A public official in the Xinjiang capital of Urumqi stated, "We received a notice from municipal authorities that all those born in Xinjiang cannot have overly religious or splittist names."
"If your family has circumstances like this," the official is quoted as saying, "you should change your child's name."
Those who do not comply face more than just social ostracization, as families that refuse the order will be denied a hukuo, a key identification document that allows for access to education, employment and other social benefits.

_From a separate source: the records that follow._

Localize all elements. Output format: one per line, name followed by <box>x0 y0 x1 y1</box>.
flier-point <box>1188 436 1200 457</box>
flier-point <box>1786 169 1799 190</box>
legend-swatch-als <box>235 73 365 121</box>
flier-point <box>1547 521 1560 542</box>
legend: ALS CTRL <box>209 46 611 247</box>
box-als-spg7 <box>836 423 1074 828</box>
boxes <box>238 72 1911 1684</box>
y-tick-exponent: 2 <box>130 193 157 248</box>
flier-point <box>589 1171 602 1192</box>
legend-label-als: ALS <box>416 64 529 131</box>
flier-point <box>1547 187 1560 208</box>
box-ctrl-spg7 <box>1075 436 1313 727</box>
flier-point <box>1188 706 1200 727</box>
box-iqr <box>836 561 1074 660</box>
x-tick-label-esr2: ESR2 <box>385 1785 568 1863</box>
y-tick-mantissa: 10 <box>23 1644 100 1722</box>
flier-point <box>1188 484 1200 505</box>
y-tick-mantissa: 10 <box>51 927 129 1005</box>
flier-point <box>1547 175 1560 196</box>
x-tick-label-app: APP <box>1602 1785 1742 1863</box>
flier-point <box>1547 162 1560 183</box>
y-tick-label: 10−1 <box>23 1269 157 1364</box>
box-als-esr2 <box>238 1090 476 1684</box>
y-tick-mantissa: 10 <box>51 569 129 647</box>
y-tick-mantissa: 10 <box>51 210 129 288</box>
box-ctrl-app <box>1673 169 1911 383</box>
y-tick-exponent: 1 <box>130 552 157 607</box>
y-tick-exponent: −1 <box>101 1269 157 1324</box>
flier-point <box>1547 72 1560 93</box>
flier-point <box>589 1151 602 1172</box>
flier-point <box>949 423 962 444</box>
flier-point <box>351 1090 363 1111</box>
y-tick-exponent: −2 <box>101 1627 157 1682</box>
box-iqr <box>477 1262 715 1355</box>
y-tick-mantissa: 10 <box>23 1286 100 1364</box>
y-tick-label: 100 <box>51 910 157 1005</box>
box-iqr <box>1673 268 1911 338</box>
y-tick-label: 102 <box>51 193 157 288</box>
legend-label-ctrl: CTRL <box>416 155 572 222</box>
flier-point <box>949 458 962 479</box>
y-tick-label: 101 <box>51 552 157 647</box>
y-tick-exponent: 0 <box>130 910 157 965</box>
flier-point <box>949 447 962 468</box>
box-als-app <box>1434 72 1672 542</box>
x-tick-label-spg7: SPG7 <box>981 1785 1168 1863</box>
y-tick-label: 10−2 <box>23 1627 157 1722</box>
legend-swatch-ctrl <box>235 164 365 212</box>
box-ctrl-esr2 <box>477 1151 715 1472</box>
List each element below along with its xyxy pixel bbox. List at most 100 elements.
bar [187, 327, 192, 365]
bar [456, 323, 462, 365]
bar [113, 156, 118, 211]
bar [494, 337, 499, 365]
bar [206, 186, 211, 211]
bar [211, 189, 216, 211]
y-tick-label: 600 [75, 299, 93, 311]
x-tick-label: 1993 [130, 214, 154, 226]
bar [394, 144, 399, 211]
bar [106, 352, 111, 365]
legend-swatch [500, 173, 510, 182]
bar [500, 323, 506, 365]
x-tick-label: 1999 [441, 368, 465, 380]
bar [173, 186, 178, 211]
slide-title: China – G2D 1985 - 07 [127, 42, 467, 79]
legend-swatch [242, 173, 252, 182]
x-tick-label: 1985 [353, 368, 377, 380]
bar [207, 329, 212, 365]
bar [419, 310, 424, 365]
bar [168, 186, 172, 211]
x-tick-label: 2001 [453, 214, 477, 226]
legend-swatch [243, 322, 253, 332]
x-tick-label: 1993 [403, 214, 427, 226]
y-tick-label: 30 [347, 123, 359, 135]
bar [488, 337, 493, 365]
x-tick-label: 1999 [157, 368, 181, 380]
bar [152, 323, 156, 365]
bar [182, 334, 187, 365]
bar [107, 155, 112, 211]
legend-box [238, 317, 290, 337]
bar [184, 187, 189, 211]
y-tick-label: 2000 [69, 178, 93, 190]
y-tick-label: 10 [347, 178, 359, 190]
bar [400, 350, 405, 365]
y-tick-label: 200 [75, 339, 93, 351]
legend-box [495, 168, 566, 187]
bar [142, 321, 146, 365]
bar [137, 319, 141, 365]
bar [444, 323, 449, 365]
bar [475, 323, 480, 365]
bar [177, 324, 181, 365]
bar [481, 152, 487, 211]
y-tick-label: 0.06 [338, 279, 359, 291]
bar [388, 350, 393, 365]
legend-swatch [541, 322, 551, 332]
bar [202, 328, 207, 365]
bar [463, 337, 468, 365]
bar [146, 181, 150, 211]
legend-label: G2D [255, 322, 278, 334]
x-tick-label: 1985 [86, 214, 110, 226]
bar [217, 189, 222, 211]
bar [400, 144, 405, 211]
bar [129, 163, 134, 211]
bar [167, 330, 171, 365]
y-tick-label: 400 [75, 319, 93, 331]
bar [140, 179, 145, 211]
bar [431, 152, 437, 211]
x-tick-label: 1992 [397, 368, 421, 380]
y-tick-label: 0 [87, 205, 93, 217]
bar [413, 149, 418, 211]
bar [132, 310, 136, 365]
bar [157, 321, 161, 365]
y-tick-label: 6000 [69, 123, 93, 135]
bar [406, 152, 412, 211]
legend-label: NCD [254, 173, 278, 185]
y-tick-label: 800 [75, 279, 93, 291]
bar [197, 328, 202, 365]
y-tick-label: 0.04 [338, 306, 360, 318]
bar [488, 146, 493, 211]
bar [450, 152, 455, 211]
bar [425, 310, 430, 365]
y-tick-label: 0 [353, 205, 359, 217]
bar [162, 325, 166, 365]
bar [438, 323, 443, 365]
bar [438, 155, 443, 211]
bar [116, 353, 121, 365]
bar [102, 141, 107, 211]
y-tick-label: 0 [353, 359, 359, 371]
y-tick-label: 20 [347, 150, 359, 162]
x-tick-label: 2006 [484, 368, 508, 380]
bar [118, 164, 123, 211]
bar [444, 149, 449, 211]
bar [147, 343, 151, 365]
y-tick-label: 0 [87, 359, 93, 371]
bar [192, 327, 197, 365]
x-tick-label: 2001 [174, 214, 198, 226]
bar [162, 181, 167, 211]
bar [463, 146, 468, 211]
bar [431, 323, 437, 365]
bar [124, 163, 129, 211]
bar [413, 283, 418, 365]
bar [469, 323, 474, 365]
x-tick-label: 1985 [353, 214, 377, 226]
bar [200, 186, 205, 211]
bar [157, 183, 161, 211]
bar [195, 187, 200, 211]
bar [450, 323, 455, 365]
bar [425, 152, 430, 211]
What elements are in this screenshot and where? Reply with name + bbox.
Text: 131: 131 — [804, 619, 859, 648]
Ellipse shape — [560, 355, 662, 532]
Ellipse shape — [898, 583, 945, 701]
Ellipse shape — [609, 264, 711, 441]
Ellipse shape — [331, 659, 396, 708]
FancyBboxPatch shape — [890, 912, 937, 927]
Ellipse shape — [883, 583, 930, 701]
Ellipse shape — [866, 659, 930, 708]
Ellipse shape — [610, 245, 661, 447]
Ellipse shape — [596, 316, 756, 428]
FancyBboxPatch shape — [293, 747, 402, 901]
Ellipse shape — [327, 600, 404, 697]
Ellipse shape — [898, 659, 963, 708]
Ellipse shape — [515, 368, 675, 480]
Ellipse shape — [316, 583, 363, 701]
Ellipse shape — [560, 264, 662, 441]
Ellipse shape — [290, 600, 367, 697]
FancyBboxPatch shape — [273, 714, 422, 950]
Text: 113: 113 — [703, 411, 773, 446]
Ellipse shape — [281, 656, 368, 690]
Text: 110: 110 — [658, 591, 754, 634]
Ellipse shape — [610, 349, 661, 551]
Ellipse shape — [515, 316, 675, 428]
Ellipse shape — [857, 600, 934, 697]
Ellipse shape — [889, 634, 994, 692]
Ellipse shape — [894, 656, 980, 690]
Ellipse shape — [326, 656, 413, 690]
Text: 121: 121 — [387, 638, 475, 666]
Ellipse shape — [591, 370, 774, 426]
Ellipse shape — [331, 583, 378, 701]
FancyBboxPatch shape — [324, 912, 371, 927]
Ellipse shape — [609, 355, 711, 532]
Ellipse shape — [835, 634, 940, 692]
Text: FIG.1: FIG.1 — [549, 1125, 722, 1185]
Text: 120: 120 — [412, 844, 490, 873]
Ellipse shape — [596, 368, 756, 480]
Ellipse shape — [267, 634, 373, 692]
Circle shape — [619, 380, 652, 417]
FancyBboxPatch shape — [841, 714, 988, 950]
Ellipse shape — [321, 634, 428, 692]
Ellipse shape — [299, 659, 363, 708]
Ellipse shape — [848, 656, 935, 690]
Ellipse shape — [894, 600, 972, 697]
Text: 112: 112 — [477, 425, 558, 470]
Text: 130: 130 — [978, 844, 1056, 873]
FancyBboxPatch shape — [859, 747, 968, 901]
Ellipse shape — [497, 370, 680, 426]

Xinjiang is home to some 11 million ethnic Uighurs — a predominantly Muslim culture — as well as many Mongolians, Tajiks and Kazakhs, who see Beijing's naming restrictions as a form of discrimination directly aimed at their culture.
"Han [the dominant ethnic Chinese genotype] people see us as bloodthirsty and violent," observed an ethnic Mongolian and practicing Muslim from northern Xinjiang. "When we travel inland, they see our Muslim names on our identification cards and will not let us stay in hotels or rent apartments," according to a report by Ft.com.
Following a series of deadly riots in northern Xinjiang's Urumqi region in 2009, Chinese officials, taking a page from the same playbook that suppressed Tibetan culture, have increasingly restricted the cultural expression of the Uighur, including the introduction of strict rules covering dress, religious observance and travel.
An estimated 800,000 civil servants in the region are forbidden to participate in any form of religious activity, under threat of losing their highly valued employment in the strikingly poor Chinese territory.
In November 2016, all Uighurs were required to surrender their passports to officials and forced to apply to have them returned.
The Chinese government routinely blames Uighurs for religious extremism and violent behavior. Bordering Pakistan and Afghanistan, Xinjiang is feared to be fertile ground, as well as a transit gateway, for terrorists. Local authorities have rapidly increased surveillance and security in the area.